Tourists and residents can still enjoy harbor cruises and old-fashioned arcades on the boardwalk. The Ferris wheel is a frequently photographed night landmark on the Balboa Peninsula. The Balboa Fun Zone was purchased in December, 2005 by NHNM Property Holdings, LLC with plans to renovate the existing building, boardwalk, and waterfront.

In 2013, the Balboa Fun Zone underwent a major renaissance with the addition of three rides owned and operated by Fun Zone Entertainment, a wholly owned subsidiary of ExplorOcean. They include Ocean Motion, Fish Pipe, and Burt the Bull Shark.

In 2016, ExplorOcean merged with Discovery Cube Orange County forming OceanQuest adding new attractions and updating the property.

==Today==
The greater Balboa Fun Zone area also includes the Balboa Village which consists of more retail shops, restaurants, several saloons, a boutique hotel, the Balboa Pier, the beach, and the boardwalks along both the beach and the harbor fronts.

Ocean Motion is an 18’ tall bungee ride that allows people to jump and flip through the air in complete safety, the ride Happy Swing is an automatic swing which can hold up to six people, and Coconut Climb, multiple fake coconut trees with holds for Balboa Fun Zone guests to race on.

In September 2021, Chartwell Real Estate Development purchased the area from OceanQuest after the company ran into financial struggle during the COVID-19 pandemic. Chartwell real estate under the Pyle family, the company seeks to further the revitalization of the Balboa Fun Zone.

The Balboa Fun Zone also features a raised patio open to the public offering views of Newport Harbor. The patio is handicap accessible from East Bay Avenue.

In 1959, Richard Prather set parts of his book Over Her Dear Body in the Fun Zone. "On my right.... was a small sandy beach, a few feet beyond it the color and movement of the Balboa Fun Zone." In 1998, Japanese musician hide filmed the music video for his song "Hurry Go Round" at the Fun Zone and at the Balboa Pier.
In 2013, American hip hop recording artist Childish Gambino recorded the music video for his song 3005 entirely on the Ferris wheel here.

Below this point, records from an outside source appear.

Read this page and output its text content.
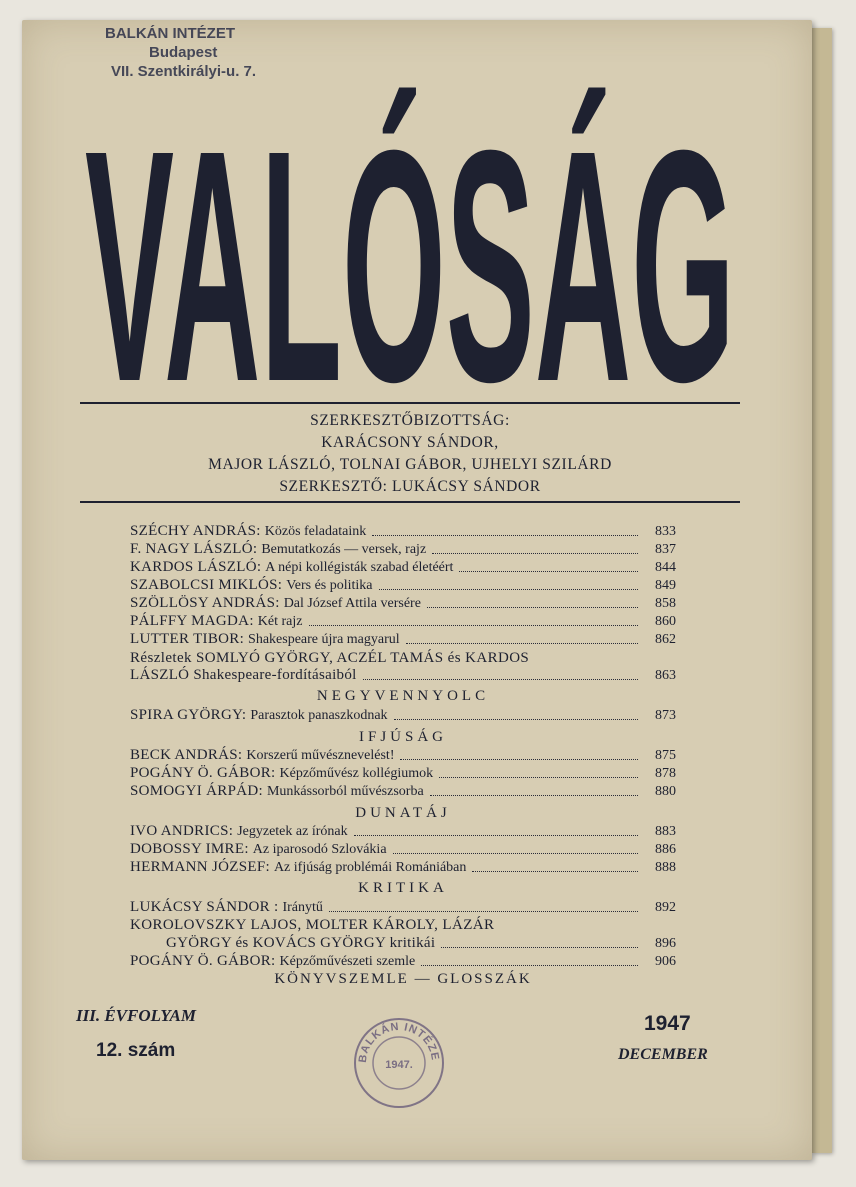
BALKÁN INTÉZET
Budapest
VII. Szentkirályi-u. 7.
VALÓSÁG
SZERKESZTŐBIZOTTSÁG:
KARÁCSONY SÁNDOR,
MAJOR LÁSZLÓ, TOLNAI GÁBOR, UJHELYI SZILÁRD
SZERKESZTŐ: LUKÁCSY SÁNDOR
SZÉCHY ANDRÁS: Közös feladataink	833
F. NAGY LÁSZLÓ: Bemutatkozás — versek, rajz	837
KARDOS LÁSZLÓ: A népi kollégisták szabad életéért	844
SZABOLCSI MIKLÓS: Vers és politika	849
SZÖLLÖSY ANDRÁS: Dal József Attila versére	858
PÁLFFY MAGDA: Két rajz	860
LUTTER TIBOR: Shakespeare újra magyarul	862
Részletek SOMLYÓ GYÖRGY, ACZÉL TAMÁS és KARDOS
LÁSZLÓ Shakespeare-fordításaiból	863
NEGYVENNYOLC
SPIRA GYÖRGY: Parasztok panaszkodnak	873
IFJÚSÁG
BECK ANDRÁS: Korszerű művésznevelést!	875
POGÁNY Ö. GÁBOR: Képzőművész kollégiumok	878
SOMOGYI ÁRPÁD: Munkássorból művészsorba	880
DUNATÁJ
IVO ANDRICS: Jegyzetek az írónak	883
DOBOSSY IMRE: Az iparosodó Szlovákia	886
HERMANN JÓZSEF: Az ifjúság problémái Romániában	888
KRITIKA
LUKÁCSY SÁNDOR : Iránytű	892
KOROLOVSZKY LAJOS, MOLTER KÁROLY, LÁZÁR
GYÖRGY és KOVÁCS GYÖRGY kritikái	896
POGÁNY Ö. GÁBOR: Képzőművészeti szemle	906
KÖNYVSZEMLE — GLOSSZÁK
III. ÉVFOLYAM
12. szám
1947
DECEMBER
BALKÁN INTÉZE
1947.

The Fun Zone has restaurants such as the iconic Cape Cod style Balboa Pavilion built in 1905, several souvenir stores, and a boardwalk. The nearby Balboa Theater on Balboa Boulevard is set to be renovated by the Balboa Theater Foundation in 2014.

==Transportation==
The 130 ft long Catalina Flyer passenger ferry ship also operates out of the Pavilion located in the Balboa Fun Zone. With room for 500 passengers and having a top speed of 32 knots, the Flyer arrives in the City of Avalon on Catalina Island in only 75 minutes from departure. This is the largest passenger ferry boat on the west coast.

The Balboa Auto Ferry carries passengers and cars 900 ft from nearby Balboa Island to the Balboa Fun Zone. It operates 20 hours a day during the summer months and transports an estimated 1.6 million passengers per year. The small ferry which transports three automobiles and up to about 100 people per three-minute trip.